Noreen Scott, who until two years ago headed Rio Rancho’s economic development efforts, was surprised by the number of IRBs issued by her neighbor to the south.
“In Sandoval County the threshold is 60 percent new dollars,” she said. “In Sandoval County, we did not do hotels and we did not do restaurants.
“I can’t understand how you can do it for restaurants and hotels, because, in general, the business for those would be industry [and customers] that is already here,” Scott said. “IRBs should be used for economic base growth, specifically, job creation where dollars are coming in from outside the market.”
The upside of IRBs
County commissioners Wayne Johnson and Lonnie Talbert, both Republicans, defend the county’s heavy use of IRBs, including their use for projects that don’t bring new money into the community.
“The trade off [reduced taxes and income for the county] is pretty small for the amount of returns, which is over a half a billion dollars in private investment,” Johnson said.
However, Johnson said the county’s current IRB policy “does put us in the position of picking winners and losers, and that’s one reason I don’t like them.”
Talbert said the county has approved IRBs for restaurants and office buildings because there aren’t enough manufacturers in the area looking to expand, and the county needs every job it can get.
“New Mexico is not a mecca for manufacturing, and we are looking for projects that are going to help move the economy forward,” Talbert said. “Sometimes we have to go back and revisit things.

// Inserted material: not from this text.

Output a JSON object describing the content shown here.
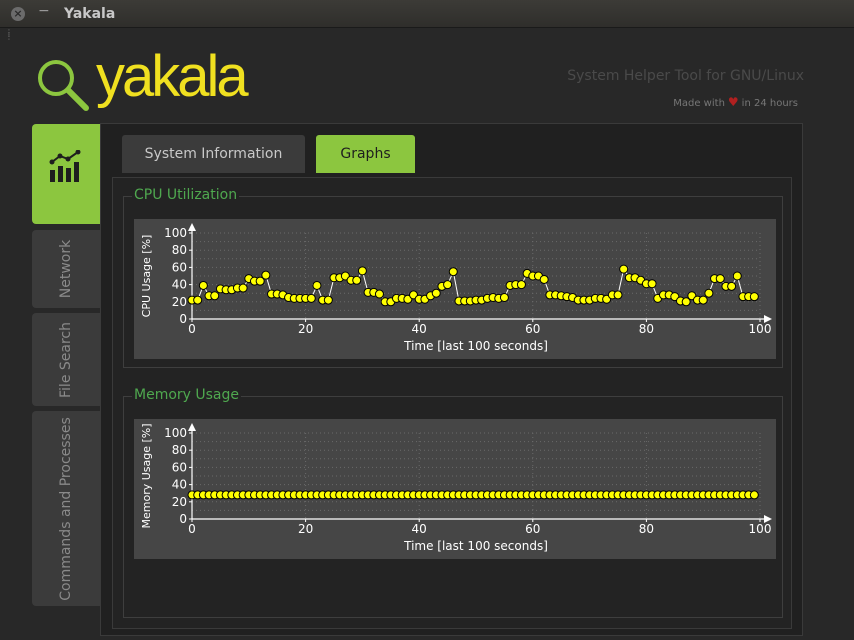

The intention was originally manufacturing, but if manufacturing isn’t occurring at the rate we would like, let’s adjust and find things that we can invest in.”
Mayling Armijo, director of the county’s Economic Development department, said companies have been coming to the county for IRBs because the county isn’t as restrictive as the city, and its approval process is much shorter.

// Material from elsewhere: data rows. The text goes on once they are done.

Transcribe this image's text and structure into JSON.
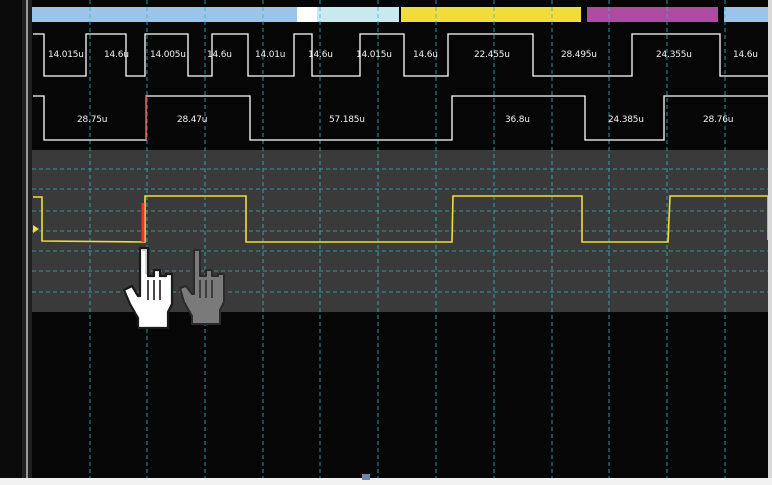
{
  "decode_bar": {
    "segments": [
      {
        "name": "blue-1",
        "color": "#9cc3e8"
      },
      {
        "name": "white",
        "color": "#ffffff"
      },
      {
        "name": "cyan",
        "color": "#c8eaee"
      },
      {
        "name": "yellow",
        "color": "#f0dc3a"
      },
      {
        "name": "magenta",
        "color": "#b04aa0"
      },
      {
        "name": "blue-2",
        "color": "#9cc3e8"
      }
    ]
  },
  "timing_row_1": {
    "labels": [
      "14.015u",
      "14.6u",
      "14.005u",
      "14.6u",
      "14.01u",
      "14.6u",
      "14.015u",
      "14.6u",
      "22.455u",
      "28.495u",
      "24.355u",
      "14.6u"
    ]
  },
  "timing_row_2": {
    "labels": [
      "28.75u",
      "28.47u",
      "57.185u",
      "36.8u",
      "24.385u",
      "28.76u"
    ]
  },
  "waveform": {
    "trace_color": "#f0dc3a",
    "cursor_color": "#ff2a2a",
    "grid_color": "#2fb7c7",
    "lane_background": "#3a3a3a"
  },
  "cursors": {
    "primary": "hand-cursor",
    "ghost": "hand-cursor-ghost"
  }
}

Armijo said her department vets IRB applications to ensure that the companies are financially sound and can pay off their bonds, and that the deal will bring more jobs and gross receipts taxes.

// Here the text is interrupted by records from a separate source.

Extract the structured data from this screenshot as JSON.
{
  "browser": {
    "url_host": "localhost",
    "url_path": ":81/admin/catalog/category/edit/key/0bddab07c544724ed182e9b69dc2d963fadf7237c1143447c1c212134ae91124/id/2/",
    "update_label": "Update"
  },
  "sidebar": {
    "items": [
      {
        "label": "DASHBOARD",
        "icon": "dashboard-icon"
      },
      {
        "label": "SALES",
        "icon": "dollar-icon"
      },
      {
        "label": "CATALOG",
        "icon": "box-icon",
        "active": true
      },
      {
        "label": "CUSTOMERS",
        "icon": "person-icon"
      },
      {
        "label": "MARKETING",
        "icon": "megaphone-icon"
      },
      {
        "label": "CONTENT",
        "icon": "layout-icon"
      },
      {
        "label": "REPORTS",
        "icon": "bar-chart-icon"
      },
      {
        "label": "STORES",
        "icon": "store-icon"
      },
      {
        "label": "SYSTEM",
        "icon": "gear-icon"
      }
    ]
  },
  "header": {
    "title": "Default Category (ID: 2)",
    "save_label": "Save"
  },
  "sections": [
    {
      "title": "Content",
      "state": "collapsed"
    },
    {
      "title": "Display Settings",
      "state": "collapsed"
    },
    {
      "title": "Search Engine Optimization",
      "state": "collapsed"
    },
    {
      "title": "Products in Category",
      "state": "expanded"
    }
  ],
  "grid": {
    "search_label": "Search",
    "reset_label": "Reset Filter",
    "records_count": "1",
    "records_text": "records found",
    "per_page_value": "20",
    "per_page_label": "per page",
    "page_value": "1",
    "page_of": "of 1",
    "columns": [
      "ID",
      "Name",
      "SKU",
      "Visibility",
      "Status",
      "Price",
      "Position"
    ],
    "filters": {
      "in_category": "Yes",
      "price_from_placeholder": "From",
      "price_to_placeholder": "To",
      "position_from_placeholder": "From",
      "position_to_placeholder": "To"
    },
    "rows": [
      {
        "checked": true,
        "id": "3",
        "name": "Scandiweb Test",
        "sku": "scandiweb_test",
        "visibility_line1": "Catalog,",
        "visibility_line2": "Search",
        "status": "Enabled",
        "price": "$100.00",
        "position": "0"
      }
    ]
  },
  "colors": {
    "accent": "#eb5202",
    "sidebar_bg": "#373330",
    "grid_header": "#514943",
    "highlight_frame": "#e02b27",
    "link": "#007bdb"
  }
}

“If you look at the private investment to what we are abating in taxes, it is 10 to one,” Armijo said. “So for every $10 in private investment there is a $1 tax abatement.”
Low-balling Cost of Lost Taxes?
The value of the abated taxes of the county’s 41 IRBs worth $876,211 a year works out to $17.5 million over a 20-year period.
However, O’Malley and Stebbins said the amount of the forgiven taxes actually is much higher because the county calculates them using the value of the property before the project is built – and not the value of the property when the project is up and running, when the value of the property, and the taxes on that property would be higher.
As a result, taxpayers aren’t being told the full extent of the tax breaks the county is giving away, O’Malley and Stebbins said.
“What they are calculating is based on property that has not been developed, and that is not a fair calculation,” O’Malley said.
The sheer number of IRBs being approved may be the result of an inherent conflict of interest within the county bureaucracy, O’Malley said.
For example, companies that get property tax breaks through an IRB are required to pay the county a payment in lieu of taxes, or PILT fee. Commissioners learned in December that 46 percent, or $653,000 of the $1.4 million that the county collects annually in PILT money from IRBs goes into the Economic Development Department’s budget. According to Armijo, that money is used to fund trips by commissioners to business summits and trade missions, and for other department business.
“The more deals they get the more money goes into their department,” O’Malley said. “All these things are set up to move the [IRB] applications forward; they don’t induce scrutiny.”
O’Malley said she won’t vote to approve another IRB until the county has completely rewritten its policies and criteria for them.
“I’m done. I’m not going to do this anymore,” O’Malley said.